Thursday, May 25, 2006

The Sleep Factor in Weightloss

(I posted this last August, but I'll do it again since I'm currently on this weightloss kick.)

Finally, a way to fight obesity that isn't about dieting and exercise -- make sure you get enough sleep! An article in the July/August 2005 issue of Nutrition Action Healthletter (scroll down the homepage to "2005 Highlights" and download the PDF "Special Feature: Perchance to Eat: How Sleep Affects Your Weight") says sleep deprivation, for as little as two nights in a row, causes an increase in the hormone that triggers hunger (ghrelin) and a decrease in the hormone that causes satiety (leptin).

Lack of sleep also messes with your metabolism. When the brain notices the decrease in leptin, it interprets it as a sign of starvation and slows the rate at which you burn calories. So not only does a lack of sleep cause you to feel hungrier, it causes your body to burn fewer calories! A nightmare situation for those of us who are trying our best to fight American blobitude.

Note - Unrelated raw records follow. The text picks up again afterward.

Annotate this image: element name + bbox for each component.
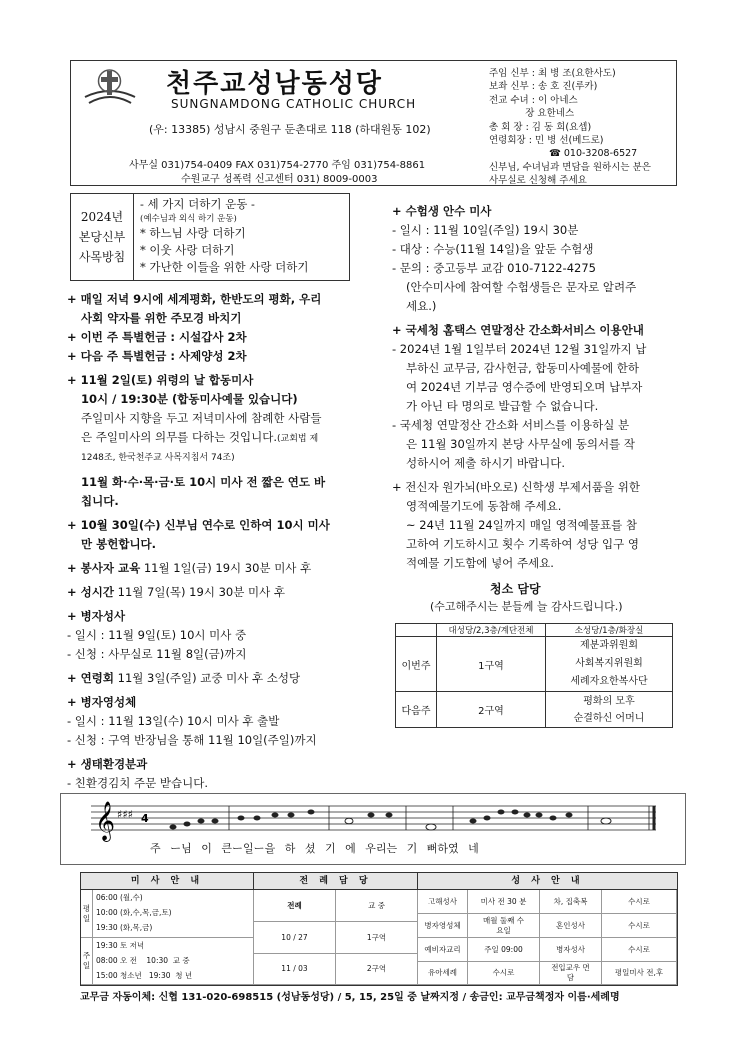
- address: (우: 13385) 성남시 중원구 둔촌대로 118 (하대원동 102): [149, 123, 431, 136]
- notice-canon-law: (교회법 제: [277, 434, 319, 444]
- table-row: [396, 624, 673, 637]
- notice-exam-date: - 일시 : 11월 10일(주일) 19시 30분: [392, 223, 579, 237]
- music-lyrics: 주 ー님 이 큰ー일ー을 하 셨 기 에 우리는 기 뻐하였 네: [150, 842, 479, 855]
- notice-all-souls-text: 주일미사 지향을 두고 저녁미사에 참례한 사람들: [81, 411, 322, 425]
- info-table: [80, 872, 678, 986]
- notice-prayer-cont: 사회 약자를 위한 주모경 바치기: [81, 311, 242, 325]
- notice-ordination-text: ~ 24년 11월 24일까지 매일 영적예물표를 참: [406, 518, 637, 532]
- sacrament-time: 수시로: [602, 890, 677, 914]
- sacrament-time: 수시로: [468, 962, 540, 985]
- notice-priest-training: + 10월 30일(수) 신부님 연수로 인하여 10시 미사: [67, 518, 330, 532]
- notice-exam-mass: + 수험생 안수 미사: [392, 204, 492, 218]
- notice-anointing-apply: - 신청 : 사무실로 11월 8일(금)까지: [67, 647, 247, 661]
- policy-note: (예수님과 외식 하기 운동): [140, 214, 237, 224]
- cell-line: 제분과위원회: [580, 640, 638, 651]
- church-title: 천주교성남동성당: [166, 69, 383, 99]
- sunday-mass-times: [93, 938, 254, 985]
- table-header: [396, 624, 437, 637]
- right-column: [392, 202, 682, 573]
- staff-line: 연령회장 : 민 병 선(베드로): [489, 135, 604, 147]
- staff-line: 장 요한네스: [489, 108, 575, 120]
- staff-line: 주임 신부 : 최 병 조(요한사도): [489, 68, 616, 79]
- notice-eco-text: - 친환경김치 주문 받습니다.: [67, 776, 208, 790]
- sacrament-name: 병자성사: [540, 938, 602, 962]
- pastoral-policy-box: [70, 193, 350, 281]
- notice-volunteer-text: 11월 1일(금) 19시 30분 미사 후: [140, 561, 312, 575]
- notice-priest-training-cont: 만 봉헌합니다.: [81, 537, 157, 551]
- weekday-label: 평일: [81, 890, 93, 938]
- server-date: 10 / 27: [254, 922, 336, 954]
- notice-canon-law-cont: 1248조, 한국천주교 사목지침서 74조): [81, 453, 235, 463]
- table-cell: [546, 692, 673, 728]
- sacrament-name: 고해성사: [418, 890, 468, 914]
- policy-label-line: 본당신부: [78, 230, 126, 244]
- policy-item: * 이웃 사랑 더하기: [140, 243, 235, 257]
- office-contacts: 사무실 031)754-0409 FAX 031)754-2770 주임 031)754-8861: [129, 160, 426, 171]
- notice-exam-note-cont: 세요.): [406, 299, 437, 313]
- notice-hometax-text: 성하시어 제출 하시기 바랍니다.: [406, 456, 566, 470]
- table-row: [396, 692, 673, 728]
- sacrament-name: 전입교우 면 담: [540, 962, 602, 985]
- notice-holy-hour-heading: + 성시간: [67, 585, 114, 599]
- server-group: 1구역: [336, 922, 418, 954]
- notice-ordination-text: 영적예물기도에 동참해 주세요.: [406, 499, 562, 513]
- notice-litany-cont: 칩니다.: [81, 494, 119, 508]
- table-cell: 다음주: [396, 692, 437, 728]
- table-cell: [546, 637, 673, 692]
- notice-all-souls-text: 은 주일미사의 의무를 다하는 것입니다.: [81, 430, 278, 444]
- cleaning-title: 청소 담당: [490, 582, 541, 596]
- notice-offering-this-week: + 이번 주 특별헌금 : 시설갑사 2차: [67, 330, 247, 344]
- table-cell: 2구역: [437, 692, 546, 728]
- sacrament-header: 성 사 안 내: [418, 873, 677, 890]
- svg-text:4: 4: [141, 812, 149, 825]
- notice-funeral-text: 11월 3일(주일) 교중 미사 후 소성당: [113, 671, 301, 685]
- notice-sick-communion-apply: - 신청 : 구역 반장님을 통해 11월 10일(주일)까지: [67, 733, 317, 747]
- notice-holy-hour-text: 11월 7일(목) 19시 30분 미사 후: [113, 585, 285, 599]
- notice-all-souls: + 11월 2일(토) 위령의 날 합동미사: [67, 373, 254, 387]
- table-row: [396, 637, 673, 692]
- church-logo-icon: [81, 67, 139, 111]
- notice-hometax-text: 가 아닌 타 명의로 발급할 수 없습니다.: [406, 399, 599, 413]
- server-date: 11 / 03: [254, 954, 336, 985]
- staff-line: 총 회 장 : 김 동 희(요셉): [489, 121, 592, 133]
- staff-line: 사무실로 신청해 주세요: [489, 175, 587, 187]
- notice-funeral-heading: + 연령회: [67, 671, 114, 685]
- mass-time: 19:30 토 저녁: [96, 941, 145, 950]
- notice-sick-communion: + 병자영성체: [67, 695, 137, 709]
- table-header: 대성당/2,3층/계단전체: [437, 624, 546, 637]
- mass-time: 19:30 (화,목,금): [96, 923, 153, 932]
- cell-line: 세례자요한복사단: [570, 676, 648, 687]
- sacrament-name: 혼인성사: [540, 914, 602, 938]
- sacrament-time: 주일 09:00: [468, 938, 540, 962]
- policy-item: * 하느님 사랑 더하기: [140, 226, 246, 240]
- sacrament-time: 미사 전 30 분: [468, 890, 540, 914]
- church-subtitle: SUNGNAMDONG CATHOLIC CHURCH: [171, 97, 417, 111]
- sacrament-time: 매월 둘째 수요일: [468, 914, 540, 938]
- header-box: [70, 60, 677, 186]
- notice-ordination-text: 적예물 기도함에 넣어 주세요.: [406, 556, 554, 570]
- sacrament-name: 차, 집축복: [540, 890, 602, 914]
- staff-line: 보좌 신부 : 송 호 진(루카): [489, 81, 598, 93]
- policy-label-line: 2024년: [80, 210, 124, 224]
- sacrament-name: 예비자교리: [418, 938, 468, 962]
- server-col-label: 교 중: [336, 890, 418, 922]
- staff-line: 전교 수녀 : 이 아네스: [489, 94, 578, 106]
- table-header: 소성당/1층/화장실: [546, 624, 673, 637]
- tithe-footer: 교무금 자동이체: 신협 131-020-698515 (성남동성당) / 5, 15, 25일 중 날짜지정 / 송금인: 교무금책정자 이름·세례명: [80, 992, 620, 1003]
- cell-line: 평화의 모후: [583, 695, 635, 707]
- staff-line: 신부님, 수녀님과 면담을 원하시는 분은: [489, 161, 651, 173]
- notice-exam-target: - 대상 : 수능(11월 14일)을 앞둔 수험생: [392, 242, 594, 256]
- notice-exam-note: (안수미사에 참여할 수험생들은 문자로 알려주: [406, 280, 637, 294]
- sacrament-name: 병자영성체: [418, 914, 468, 938]
- cleaning-subtitle: (수고해주시는 분들께 늘 감사드립니다.): [430, 600, 623, 613]
- notice-ordination-text: 고하여 기도하시고 횟수 기록하여 성당 입구 영: [406, 537, 640, 551]
- policy-heading: - 세 가지 더하기 운동 -: [140, 197, 255, 211]
- weekday-mass-times: [93, 890, 254, 938]
- notice-volunteer-heading: + 봉사자 교육: [67, 561, 141, 575]
- mass-time: 06:00 (월,수): [96, 893, 143, 902]
- sacrament-time: 수시로: [602, 914, 677, 938]
- sacrament-time: 평일미사 전,후: [602, 962, 677, 985]
- mass-time: 10:00 (화,수,목,금,토): [96, 908, 172, 917]
- notice-hometax-text: - 국세청 연말정산 간소화 서비스를 이용하실 분: [392, 418, 630, 432]
- sacrament-time: 수시로: [602, 938, 677, 962]
- notice-ordination: + 전신자 원가뇌(바오로) 신학생 부제서품을 위한: [392, 480, 640, 494]
- notice-hometax-text: - 2024년 1월 1일부터 2024년 12월 31일까지 납: [392, 342, 647, 356]
- mass-time: 15:00 청소년 19:30 청 년: [96, 971, 193, 980]
- notice-anointing: + 병자성사: [67, 609, 126, 623]
- notice-eco: + 생태환경분과: [67, 757, 148, 771]
- notice-hometax-text: 은 11월 30일까지 본당 사무실에 동의서를 작: [406, 437, 635, 451]
- mass-guide-header: 미 사 안 내: [81, 873, 254, 890]
- cell-line: 사회복지위원회: [575, 658, 643, 669]
- table-cell: 이번주: [396, 637, 437, 692]
- server-header: 전 례 담 당: [254, 873, 418, 890]
- sunday-label: 주일: [81, 938, 93, 985]
- notice-prayer: + 매일 저녁 9시에 세계평화, 한반도의 평화, 우리: [67, 292, 322, 306]
- report-center: 수원교구 성폭력 신고센터 031) 8009-0003: [181, 174, 378, 185]
- table-cell: 1구역: [437, 637, 546, 692]
- policy-label: [71, 194, 134, 280]
- staff-line: ☎ 010-3208-6527: [549, 148, 638, 160]
- cleaning-table: [395, 623, 673, 728]
- notice-sick-communion-date: - 일시 : 11월 13일(수) 10시 미사 후 출발: [67, 714, 280, 728]
- svg-text:♯♯♯: ♯♯♯: [117, 808, 133, 821]
- mass-time: 08:00 오 전 10:30 교 중: [96, 956, 190, 965]
- notice-exam-contact: - 문의 : 중고등부 교감 010-7122-4275: [392, 261, 596, 275]
- notice-all-souls-time: 10시 / 19:30분 (합동미사예물 있습니다): [81, 392, 298, 406]
- notice-litany: 11월 화·수·목·금·토 10시 미사 전 짧은 연도 바: [81, 475, 326, 489]
- notice-hometax-text: 부하신 교무금, 감사헌금, 합동미사예물에 한하: [406, 361, 640, 375]
- svg-text:𝄞: 𝄞: [95, 801, 116, 841]
- server-col-label: 전례: [254, 890, 336, 922]
- notice-anointing-date: - 일시 : 11월 9일(토) 10시 미사 중: [67, 628, 247, 642]
- sacrament-name: 유아세례: [418, 962, 468, 985]
- notice-hometax: + 국세청 홈택스 연말정산 간소화서비스 이용안내: [392, 323, 644, 337]
- policy-item: * 가난한 이들을 위한 사랑 더하기: [140, 260, 309, 274]
- cell-line: 순결하신 어머니: [573, 712, 645, 724]
- left-column: [67, 290, 367, 793]
- music-staff: [61, 794, 685, 844]
- notice-hometax-text: 여 2024년 기부금 영수증에 반영되오며 납부자: [406, 380, 643, 394]
- policy-label-line: 사목방침: [78, 250, 126, 264]
- staff-list: [489, 67, 651, 188]
- notice-offering-next-week: + 다음 주 특별헌금 : 사제양성 2차: [67, 349, 247, 363]
- server-group: 2구역: [336, 954, 418, 985]
- policy-content: [134, 194, 349, 280]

How much sleep are we talking about? The article reports:

And researchers at Columbia University in New York City found that people who slept six hours a night were 23 percent more likely to be obese than people who slept between seven and nine hours. Those who slept five hours were 50 percent more likely -- while those who slept four hours or less were 73 percent more likely -- to be obese.

So turn off the light and get some sleep already!